At a remote staff meeting one day, one of our employees came up with a great idea called the “reverse parade.” Instead of having participants in the parade, we would invite their support team — friends, family, colleagues and community partners — to parade past our campuses in their vehicles and celebrate our program participants.
I wasn’t sure who would end up showing up for the event, but it turned out to be an incredible event! Dozens of supporters came that morning, decorating their cars with banners and balloons, playing music and leaning out their car windows to say hello and cheer on our staff and participants. I think the smiles on our faces lasted for the next week.
5. Establish a Culture of Trust
Of course, establishing trust takes time, but it’s worth the effort. Several years ago, our organization was under the leadership of an individual who saw every criticism as a personal slight against him and his work. It was debilitating to staff and created a culture of secrecy and shame for many employees. I’ve worked hard to rebuild that trust between our staff and our leadership team, and I’m grateful that we’re in a much healthier place today.

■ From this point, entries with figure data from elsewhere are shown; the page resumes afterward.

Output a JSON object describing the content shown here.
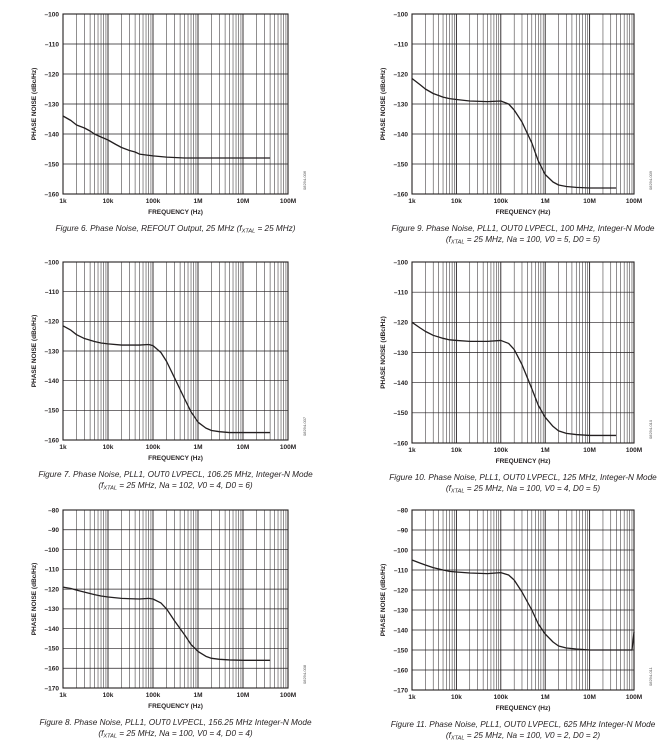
{
  "style": {
    "line_color": "#231f20",
    "grid_color": "#231f20"
  },
  "chart_data": [
    {
      "type": "line",
      "xlabel": "FREQUENCY (Hz)",
      "ylabel": "PHASE NOISE (dBc/Hz)",
      "log_x": true,
      "xlim": [
        1000,
        100000000
      ],
      "ylim": [
        -160,
        -100
      ],
      "xticks": [
        "1k",
        "10k",
        "100k",
        "1M",
        "10M",
        "100M"
      ],
      "yticks": [
        "–100",
        "–110",
        "–120",
        "–130",
        "–140",
        "–150",
        "–160"
      ],
      "grid": true,
      "side_label": "08294-006",
      "caption": {
        "line1_a": "Figure 6. Phase Noise, REFOUT Output, 25 MHz (f",
        "line1_sub": "XTAL",
        "line1_b": " = 25 MHz)",
        "line2_a": "",
        "line2_sub": "",
        "line2_b": ""
      },
      "x": [
        1000,
        1500,
        2000,
        3000,
        4000,
        5000,
        7000,
        10000,
        15000,
        20000,
        30000,
        40000,
        50000,
        70000,
        100000,
        200000,
        500000,
        1000000,
        3000000,
        10000000,
        40000000
      ],
      "y": [
        -134,
        -135.5,
        -137,
        -138,
        -139,
        -140,
        -141,
        -142,
        -143.5,
        -144.5,
        -145.5,
        -146,
        -146.7,
        -147,
        -147.3,
        -147.7,
        -148,
        -148,
        -148,
        -148,
        -148
      ]
    },
    {
      "type": "line",
      "xlabel": "FREQUENCY (Hz)",
      "ylabel": "PHASE NOISE (dBc/Hz)",
      "log_x": true,
      "xlim": [
        1000,
        100000000
      ],
      "ylim": [
        -160,
        -100
      ],
      "xticks": [
        "1k",
        "10k",
        "100k",
        "1M",
        "10M",
        "100M"
      ],
      "yticks": [
        "–100",
        "–110",
        "–120",
        "–130",
        "–140",
        "–150",
        "–160"
      ],
      "grid": true,
      "side_label": "08294-009",
      "caption": {
        "line1_a": "Figure 9. Phase Noise, PLL1, OUT0 LVPECL, 100 MHz, Integer-N Mode",
        "line1_sub": "",
        "line1_b": "",
        "line2_a": "(f",
        "line2_sub": "XTAL",
        "line2_b": " = 25 MHz, Na = 100, V0 = 5, D0 = 5)"
      },
      "x": [
        1000,
        1500,
        2000,
        3000,
        5000,
        7000,
        10000,
        20000,
        50000,
        100000,
        150000,
        200000,
        300000,
        500000,
        700000,
        1000000,
        1500000,
        2000000,
        3000000,
        5000000,
        10000000,
        40000000
      ],
      "y": [
        -121.5,
        -123.5,
        -125,
        -126.5,
        -127.7,
        -128.2,
        -128.5,
        -129,
        -129.2,
        -129,
        -130,
        -132,
        -136,
        -143,
        -149,
        -153.5,
        -156,
        -157,
        -157.5,
        -157.8,
        -158,
        -158
      ]
    },
    {
      "type": "line",
      "xlabel": "FREQUENCY (Hz)",
      "ylabel": "PHASE NOISE (dBc/Hz)",
      "log_x": true,
      "xlim": [
        1000,
        100000000
      ],
      "ylim": [
        -160,
        -100
      ],
      "xticks": [
        "1k",
        "10k",
        "100k",
        "1M",
        "10M",
        "100M"
      ],
      "yticks": [
        "–100",
        "–110",
        "–120",
        "–130",
        "–140",
        "–150",
        "–160"
      ],
      "grid": true,
      "side_label": "08294-007",
      "caption": {
        "line1_a": "Figure 7. Phase Noise, PLL1, OUT0 LVPECL, 106.25 MHz, Integer-N Mode",
        "line1_sub": "",
        "line1_b": "",
        "line2_a": "(f",
        "line2_sub": "XTAL",
        "line2_b": " = 25 MHz, Na = 102, V0 = 4, D0 = 6)"
      },
      "x": [
        1000,
        1500,
        2000,
        3000,
        5000,
        7000,
        10000,
        20000,
        50000,
        80000,
        100000,
        150000,
        200000,
        300000,
        500000,
        700000,
        1000000,
        1500000,
        2000000,
        3000000,
        5000000,
        10000000,
        40000000
      ],
      "y": [
        -121.5,
        -123,
        -124.5,
        -125.8,
        -126.8,
        -127.3,
        -127.6,
        -128,
        -128,
        -127.8,
        -128.2,
        -130.5,
        -133.5,
        -139,
        -146,
        -150.5,
        -154,
        -156,
        -156.8,
        -157.2,
        -157.5,
        -157.5,
        -157.5
      ]
    },
    {
      "type": "line",
      "xlabel": "FREQUENCY (Hz)",
      "ylabel": "PHASE NOISE (dBc/Hz)",
      "log_x": true,
      "xlim": [
        1000,
        100000000
      ],
      "ylim": [
        -160,
        -100
      ],
      "xticks": [
        "1k",
        "10k",
        "100k",
        "1M",
        "10M",
        "100M"
      ],
      "yticks": [
        "–100",
        "–110",
        "–120",
        "–130",
        "–140",
        "–150",
        "–160"
      ],
      "grid": true,
      "side_label": "08294-010",
      "caption": {
        "line1_a": "Figure 10. Phase Noise, PLL1, OUT0 LVPECL, 125 MHz, Integer-N Mode",
        "line1_sub": "",
        "line1_b": "",
        "line2_a": "(f",
        "line2_sub": "XTAL",
        "line2_b": " = 25 MHz, Na = 100, V0 = 4, D0 = 5)"
      },
      "x": [
        1000,
        1500,
        2000,
        3000,
        5000,
        7000,
        10000,
        20000,
        50000,
        100000,
        150000,
        200000,
        300000,
        500000,
        700000,
        1000000,
        1500000,
        2000000,
        3000000,
        5000000,
        10000000,
        40000000
      ],
      "y": [
        -120,
        -121.8,
        -123,
        -124.3,
        -125.3,
        -125.8,
        -126,
        -126.3,
        -126.3,
        -126,
        -127,
        -129,
        -134,
        -142,
        -147.5,
        -151.5,
        -154.5,
        -156,
        -156.8,
        -157.2,
        -157.5,
        -157.5
      ]
    },
    {
      "type": "line",
      "xlabel": "FREQUENCY (Hz)",
      "ylabel": "PHASE NOISE (dBc/Hz)",
      "log_x": true,
      "xlim": [
        1000,
        100000000
      ],
      "ylim": [
        -170,
        -80
      ],
      "xticks": [
        "1k",
        "10k",
        "100k",
        "1M",
        "10M",
        "100M"
      ],
      "yticks": [
        "–80",
        "–90",
        "–100",
        "–110",
        "–120",
        "–130",
        "–140",
        "–150",
        "–160",
        "–170"
      ],
      "grid": true,
      "side_label": "08294-008",
      "caption": {
        "line1_a": "Figure 8. Phase Noise, PLL1, OUT0 LVPECL, 156.25 MHz Integer-N Mode",
        "line1_sub": "",
        "line1_b": "",
        "line2_a": "(f",
        "line2_sub": "XTAL",
        "line2_b": " = 25 MHz, Na = 100, V0 = 4, D0 = 4)"
      },
      "x": [
        1000,
        1500,
        2000,
        3000,
        5000,
        7000,
        10000,
        20000,
        50000,
        80000,
        100000,
        150000,
        200000,
        300000,
        500000,
        700000,
        1000000,
        1500000,
        2000000,
        3000000,
        5000000,
        10000000,
        40000000
      ],
      "y": [
        -119,
        -119.7,
        -120.5,
        -121.5,
        -122.8,
        -123.5,
        -124,
        -124.7,
        -125,
        -124.7,
        -125,
        -127,
        -130,
        -136,
        -143,
        -148,
        -151.5,
        -154,
        -155,
        -155.5,
        -155.8,
        -156,
        -156
      ]
    },
    {
      "type": "line",
      "xlabel": "FREQUENCY (Hz)",
      "ylabel": "PHASE NOISE (dBc/Hz)",
      "log_x": true,
      "xlim": [
        1000,
        100000000
      ],
      "ylim": [
        -170,
        -80
      ],
      "xticks": [
        "1k",
        "10k",
        "100k",
        "1M",
        "10M",
        "100M"
      ],
      "yticks": [
        "–80",
        "–90",
        "–100",
        "–110",
        "–120",
        "–130",
        "–140",
        "–150",
        "–160",
        "–170"
      ],
      "grid": true,
      "side_label": "08294-011",
      "caption": {
        "line1_a": "Figure 11. Phase Noise, PLL1, OUT0 LVPECL, 625 MHz Integer-N Mode",
        "line1_sub": "",
        "line1_b": "",
        "line2_a": "(f",
        "line2_sub": "XTAL",
        "line2_b": " = 25 MHz, Na = 100, V0 = 2, D0 = 2)"
      },
      "x": [
        1000,
        1500,
        2000,
        3000,
        5000,
        7000,
        10000,
        20000,
        50000,
        100000,
        150000,
        200000,
        300000,
        500000,
        700000,
        1000000,
        1500000,
        2000000,
        3000000,
        5000000,
        10000000,
        40000000,
        90000000,
        100000000
      ],
      "y": [
        -105,
        -106.5,
        -107.5,
        -108.8,
        -110,
        -110.7,
        -111,
        -111.5,
        -111.8,
        -111.3,
        -112.5,
        -115,
        -121,
        -130,
        -137,
        -142,
        -146,
        -148,
        -149,
        -149.5,
        -150,
        -150,
        -150,
        -141
      ]
    }
  ]
}
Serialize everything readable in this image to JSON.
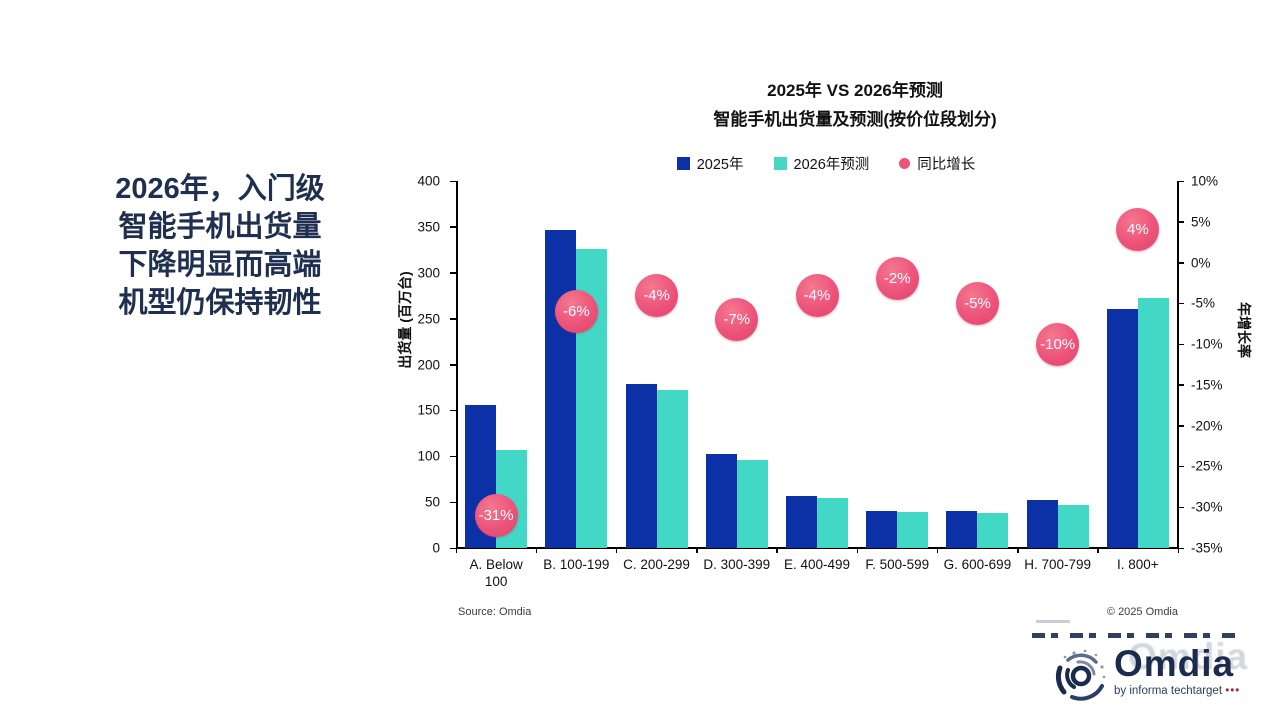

Early on in this crisis, I had a few staff express their concerns to me around a few decisions I had made. As a leader, it’s easy to have a knee-jerk response to criticism and feel personally threatened. However, the philosophy I always try to keep top of mind is that everything is about our mission.
I had an employee several years ago tell me that she didn’t share news with me because she was trying to protect me. I told her, “You don’t have to protect me. You just have to protect our mission.” Healing Transitions isn’t about a staff member or an individual. Regardless of who sits in the captain’s chair, our work is about keeping the door open for people seeking help with addiction and homelessness. That’s our center. So, when I’m confronted about decisions or issues within our programs, I don’t take it personally. There is value in having different — and dissonant — sources of opinions within your team. It is too easy to become blind to your own flaws if you only listen to like-minded counsel. Operating from that framework has created a sense of trust within our team, and it has allowed us to better weather this unprecedented crisis together.
It may sound strange to say that I’m grateful for this time, but there have been beautiful moments amidst the disaster. I’m not sure if these things are happening more frequently or I’m just noticing them more. One morning, I heard singing and followed the found to find a staff member doing a call-and-response song with the security officer. Another day, there was the sound of piano playing coming from behind a closed door, and when I opened it, I found a participant working on a new song. There are so many of these small moments in our life at Healing Transitions that have been good for my soul. It’s been important for me to take time to pay attention to those little things, even while we continue to face this crisis together.
Chris Budnick, MSW, LCSW, LCAS, CCS is the executive director at Healing Transitions and has been working in the addiction treatment and recovery field since 1993. Chris became a Certified Substance Abuse Counselor in 1998. He graduated from East Carolina University in 2000 with a Master of Social Work. He has been fully licensed as a Licensed Clinical Addiction Specialist since 2001; a Licensed Clinical Social Worker since 2002; and a Clinical Certified Supervisor since 2003. He was an intern from 1999 to 2000 with Healing Transitions and has been employed with them since 2000.
Chris has been an adjunct instructor with the North Carolina State University Department of Social Work since 2002, and has served on their Advisory Board since 2003, serving as chair on two different occasions. He also serves on the Recovery Africa Board.
Chris has conducted training and presentations nationally and internationally. Some of his most rewarding work has been collaborating with Mr. William White and Mr. Boyd Pickard on the history of mutual aid recovery fellowships.